This little preschooler was wearing hearing aids since she was 18 months old. Look at the old hearing aids. Her mother made special vests to hold the hearing aid box that sent sound through the wires and into the earmold.
She had a lot of auditory lessons to help her catch up to her hearing peers. Once she started talking, her mother said she wouldn’t shut up. She was making up for lost time.
She was taught in a self-contained classroom with other deaf/hard-of-hearing students in a public school in the next county. There she learned sign language and tried to fit in, though she wasn’t “deaf enough.”
In eighth grade, she was mainstreamed in a parochial school in her hometown. Before everything came so easy for her; all she had to do was look at her study material once and ace it. Now she had to struggle to catch up with her hearing peers.
At 16, this young girl was wearing BTEs (behind the ear hearing aids) since she was nine years old. She was looking at a bright future. A future that included a job, maybe even marriage and a family.
She didn’t date much in high school, another parochial school. She dated a hearing man during her 16th summer and then “dated” a hard-of-hearing boy from Lion’s Camp when she was 17. A one-week romance that didn’t last. Oh, they sent letters back and forth throughout their senior year and met again at camp, but the spark wasn’t there anymore. She did date a hearing boy from the local public high school during the fall of her senior year, but that didn’t last long. She just felt funny going out with him while she had the “long distance” relationship, if you can call it that, with camp-boy. She really did not date that much, wasn’t part of the “elite” crowd, and was okay with that. On reflection, she wouldn’t have changed anything. She is who she is today because of that.
She graduated high school. She tried to take some classes at a tech school, but lost interest. Instead, she got a job making sandwiches for a vending company. She worked there for two and a half years.
She found a factory job with good benefits and stayed there for almost 15 years.
During this time she had dated a few guys (including frogs) and got married, had a child, and got divorced. Then remarried and had another child.
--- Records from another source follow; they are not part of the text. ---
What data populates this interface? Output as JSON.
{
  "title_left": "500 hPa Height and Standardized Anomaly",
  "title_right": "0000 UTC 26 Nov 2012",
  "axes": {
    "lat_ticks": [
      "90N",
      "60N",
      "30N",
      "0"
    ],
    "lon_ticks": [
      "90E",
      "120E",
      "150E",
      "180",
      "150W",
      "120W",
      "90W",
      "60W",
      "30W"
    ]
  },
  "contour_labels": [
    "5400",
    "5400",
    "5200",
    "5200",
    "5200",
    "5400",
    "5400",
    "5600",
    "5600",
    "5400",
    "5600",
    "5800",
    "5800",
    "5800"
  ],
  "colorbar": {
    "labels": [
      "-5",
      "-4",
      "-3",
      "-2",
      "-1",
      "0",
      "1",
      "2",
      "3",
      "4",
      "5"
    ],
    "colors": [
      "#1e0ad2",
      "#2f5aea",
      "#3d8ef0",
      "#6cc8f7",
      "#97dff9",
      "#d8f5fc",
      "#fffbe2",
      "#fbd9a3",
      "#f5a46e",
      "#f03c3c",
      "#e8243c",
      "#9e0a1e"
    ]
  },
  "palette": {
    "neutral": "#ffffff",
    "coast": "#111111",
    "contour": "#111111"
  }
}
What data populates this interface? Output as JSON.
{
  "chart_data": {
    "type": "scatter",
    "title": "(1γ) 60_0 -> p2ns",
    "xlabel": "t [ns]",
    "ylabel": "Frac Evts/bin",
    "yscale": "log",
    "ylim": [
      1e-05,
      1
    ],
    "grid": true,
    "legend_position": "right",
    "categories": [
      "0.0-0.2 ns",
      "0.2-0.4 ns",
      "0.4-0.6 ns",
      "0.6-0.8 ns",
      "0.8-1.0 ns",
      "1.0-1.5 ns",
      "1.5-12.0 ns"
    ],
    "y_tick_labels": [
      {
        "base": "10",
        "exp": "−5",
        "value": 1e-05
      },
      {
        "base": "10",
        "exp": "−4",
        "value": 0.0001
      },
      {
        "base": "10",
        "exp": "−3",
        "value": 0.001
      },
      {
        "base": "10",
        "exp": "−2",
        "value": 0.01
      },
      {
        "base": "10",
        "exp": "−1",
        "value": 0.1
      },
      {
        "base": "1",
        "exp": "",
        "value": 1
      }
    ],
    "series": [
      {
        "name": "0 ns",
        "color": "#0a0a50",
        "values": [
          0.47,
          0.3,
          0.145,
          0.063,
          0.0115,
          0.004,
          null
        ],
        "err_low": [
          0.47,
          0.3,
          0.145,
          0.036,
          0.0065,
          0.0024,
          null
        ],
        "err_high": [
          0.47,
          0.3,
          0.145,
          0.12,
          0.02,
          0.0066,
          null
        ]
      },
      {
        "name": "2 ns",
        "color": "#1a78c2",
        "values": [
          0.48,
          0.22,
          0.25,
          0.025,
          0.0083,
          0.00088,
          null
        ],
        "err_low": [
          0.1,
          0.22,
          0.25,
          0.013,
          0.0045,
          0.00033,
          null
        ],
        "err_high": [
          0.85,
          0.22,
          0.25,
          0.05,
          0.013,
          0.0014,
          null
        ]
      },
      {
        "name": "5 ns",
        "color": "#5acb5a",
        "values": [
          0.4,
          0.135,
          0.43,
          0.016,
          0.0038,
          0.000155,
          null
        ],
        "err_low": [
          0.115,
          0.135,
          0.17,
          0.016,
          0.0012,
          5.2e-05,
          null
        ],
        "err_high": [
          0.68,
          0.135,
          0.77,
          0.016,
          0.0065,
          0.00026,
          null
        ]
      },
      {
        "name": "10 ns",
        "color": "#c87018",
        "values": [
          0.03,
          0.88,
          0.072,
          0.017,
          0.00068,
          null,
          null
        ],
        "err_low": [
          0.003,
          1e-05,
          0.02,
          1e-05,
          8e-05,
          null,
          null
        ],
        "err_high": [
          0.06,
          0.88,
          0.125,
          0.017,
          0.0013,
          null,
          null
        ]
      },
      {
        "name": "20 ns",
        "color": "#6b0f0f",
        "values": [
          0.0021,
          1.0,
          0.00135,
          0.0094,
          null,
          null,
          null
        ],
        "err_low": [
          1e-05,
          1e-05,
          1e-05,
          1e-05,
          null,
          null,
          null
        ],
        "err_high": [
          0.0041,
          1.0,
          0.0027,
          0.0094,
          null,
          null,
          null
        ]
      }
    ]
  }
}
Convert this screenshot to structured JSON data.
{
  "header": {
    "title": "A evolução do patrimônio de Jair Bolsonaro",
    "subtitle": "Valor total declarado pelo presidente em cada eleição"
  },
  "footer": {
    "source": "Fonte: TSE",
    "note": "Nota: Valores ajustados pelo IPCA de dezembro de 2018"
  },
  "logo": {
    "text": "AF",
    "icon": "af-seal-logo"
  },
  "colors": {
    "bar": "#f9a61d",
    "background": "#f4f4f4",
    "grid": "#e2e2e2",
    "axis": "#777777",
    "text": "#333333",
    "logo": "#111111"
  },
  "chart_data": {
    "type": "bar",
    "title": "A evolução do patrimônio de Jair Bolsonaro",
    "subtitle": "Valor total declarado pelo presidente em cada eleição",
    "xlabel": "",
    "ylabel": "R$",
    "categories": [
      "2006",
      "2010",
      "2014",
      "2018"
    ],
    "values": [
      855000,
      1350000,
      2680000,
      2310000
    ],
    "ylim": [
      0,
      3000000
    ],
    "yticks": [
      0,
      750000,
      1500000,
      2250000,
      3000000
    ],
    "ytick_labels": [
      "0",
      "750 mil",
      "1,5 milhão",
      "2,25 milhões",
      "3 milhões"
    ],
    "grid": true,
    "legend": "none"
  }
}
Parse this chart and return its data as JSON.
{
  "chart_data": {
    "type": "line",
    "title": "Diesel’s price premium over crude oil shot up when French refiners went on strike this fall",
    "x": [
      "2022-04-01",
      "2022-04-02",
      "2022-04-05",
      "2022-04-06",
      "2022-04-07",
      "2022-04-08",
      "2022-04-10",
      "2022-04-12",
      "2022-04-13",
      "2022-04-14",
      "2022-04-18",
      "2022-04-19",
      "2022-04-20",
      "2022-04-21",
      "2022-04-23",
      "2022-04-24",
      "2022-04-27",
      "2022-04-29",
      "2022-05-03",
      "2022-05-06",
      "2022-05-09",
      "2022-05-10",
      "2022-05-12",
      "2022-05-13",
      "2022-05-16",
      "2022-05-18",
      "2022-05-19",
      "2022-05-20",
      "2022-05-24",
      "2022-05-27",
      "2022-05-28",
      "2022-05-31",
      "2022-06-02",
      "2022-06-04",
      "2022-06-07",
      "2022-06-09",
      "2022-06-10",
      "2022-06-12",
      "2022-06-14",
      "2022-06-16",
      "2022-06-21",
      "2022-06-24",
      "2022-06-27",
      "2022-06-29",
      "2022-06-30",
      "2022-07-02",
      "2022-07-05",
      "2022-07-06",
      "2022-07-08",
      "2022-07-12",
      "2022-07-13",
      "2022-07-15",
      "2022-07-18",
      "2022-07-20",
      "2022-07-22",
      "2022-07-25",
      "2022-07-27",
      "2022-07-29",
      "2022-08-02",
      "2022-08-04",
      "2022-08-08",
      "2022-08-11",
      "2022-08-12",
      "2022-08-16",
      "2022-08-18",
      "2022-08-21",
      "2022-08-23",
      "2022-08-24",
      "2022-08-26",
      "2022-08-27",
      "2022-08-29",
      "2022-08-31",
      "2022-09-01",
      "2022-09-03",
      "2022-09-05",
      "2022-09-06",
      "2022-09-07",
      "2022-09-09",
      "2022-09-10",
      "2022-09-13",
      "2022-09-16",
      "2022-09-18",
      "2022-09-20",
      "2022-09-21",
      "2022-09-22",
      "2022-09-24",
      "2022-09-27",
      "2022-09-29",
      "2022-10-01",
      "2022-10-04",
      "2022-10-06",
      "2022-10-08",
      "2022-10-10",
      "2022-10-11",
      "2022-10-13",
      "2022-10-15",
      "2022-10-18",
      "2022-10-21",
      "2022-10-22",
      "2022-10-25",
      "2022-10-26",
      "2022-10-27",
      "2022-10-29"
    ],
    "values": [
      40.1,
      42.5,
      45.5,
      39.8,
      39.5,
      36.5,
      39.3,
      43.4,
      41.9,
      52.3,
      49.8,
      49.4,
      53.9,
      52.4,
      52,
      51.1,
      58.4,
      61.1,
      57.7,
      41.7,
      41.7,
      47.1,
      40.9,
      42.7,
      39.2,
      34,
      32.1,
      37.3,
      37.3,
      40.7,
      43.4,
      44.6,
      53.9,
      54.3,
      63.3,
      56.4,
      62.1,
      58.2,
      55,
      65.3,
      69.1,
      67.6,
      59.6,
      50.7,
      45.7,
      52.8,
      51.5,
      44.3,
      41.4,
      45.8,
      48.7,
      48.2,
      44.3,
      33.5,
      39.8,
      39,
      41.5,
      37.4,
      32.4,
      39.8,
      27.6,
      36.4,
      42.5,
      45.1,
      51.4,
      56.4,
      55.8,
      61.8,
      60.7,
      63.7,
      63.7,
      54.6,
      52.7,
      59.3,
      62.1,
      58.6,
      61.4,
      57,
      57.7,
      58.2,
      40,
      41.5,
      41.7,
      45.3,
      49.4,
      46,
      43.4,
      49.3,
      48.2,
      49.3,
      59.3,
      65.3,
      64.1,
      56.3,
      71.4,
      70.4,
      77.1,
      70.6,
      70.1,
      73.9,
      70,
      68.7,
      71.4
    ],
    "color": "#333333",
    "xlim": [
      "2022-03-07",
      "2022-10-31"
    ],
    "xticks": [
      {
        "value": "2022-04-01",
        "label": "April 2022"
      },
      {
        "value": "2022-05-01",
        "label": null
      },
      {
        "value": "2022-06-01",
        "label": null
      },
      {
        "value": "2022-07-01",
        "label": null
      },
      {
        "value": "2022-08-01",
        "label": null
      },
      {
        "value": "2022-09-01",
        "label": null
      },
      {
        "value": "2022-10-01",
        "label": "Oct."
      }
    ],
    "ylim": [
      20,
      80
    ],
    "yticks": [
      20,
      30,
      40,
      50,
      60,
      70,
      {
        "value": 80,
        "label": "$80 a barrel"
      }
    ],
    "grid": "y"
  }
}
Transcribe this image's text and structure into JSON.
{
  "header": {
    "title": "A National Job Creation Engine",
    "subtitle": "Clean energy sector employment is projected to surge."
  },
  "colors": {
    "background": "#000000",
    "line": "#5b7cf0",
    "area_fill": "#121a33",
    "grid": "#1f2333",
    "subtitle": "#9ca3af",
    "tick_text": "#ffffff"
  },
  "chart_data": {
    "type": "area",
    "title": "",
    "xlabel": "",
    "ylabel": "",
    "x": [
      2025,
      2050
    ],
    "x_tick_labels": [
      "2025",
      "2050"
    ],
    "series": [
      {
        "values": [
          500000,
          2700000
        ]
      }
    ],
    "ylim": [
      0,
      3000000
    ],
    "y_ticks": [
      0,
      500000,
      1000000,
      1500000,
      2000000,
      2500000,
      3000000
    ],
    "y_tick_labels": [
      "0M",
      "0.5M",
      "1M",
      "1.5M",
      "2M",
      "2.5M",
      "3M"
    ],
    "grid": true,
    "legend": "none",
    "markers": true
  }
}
But there was something that lurked, sleathily, during her late twenties and throughout her thirties. A nothing, like in
The Neverending Story, that was slowly taking over and destroying everything in its wake, making things "disappear." Only it was her vision that this nothing was destroying.
This nothing, called retinitis pigmentosa. still lurks, threatening to take more of her sight little by little. This nothing that sends self-destructive messages to the rods and cones in her eyes and snuffs them, one by one.
It causes her to slow down when going down stairs and curbs. This nothing that makes her "blame" the gopher (remember Caddyshack?) for moving things around on her because she couldn’t see it. If she scanned a little more this way, she’d find what she’s looking for and shake her head at the imaginary gopher.
She just got a diploma from the Medical Office Specialist program and a certificate from the Medical Billing Specialist program. She is currently working on getting a certificate in Coding.
She tries to keep a brave front. She gave up driving a year ago. She’s coping. She’s easily frustrated and scared of what the future would bring. She is torn because she knows she has to prepare herself.
Most RPers do retain central vision for a long time. .
Keep praying for a cure for retinitis pigmentosa and Usher Syndrome. Currently there is no cure, though researchers are working on various "cures."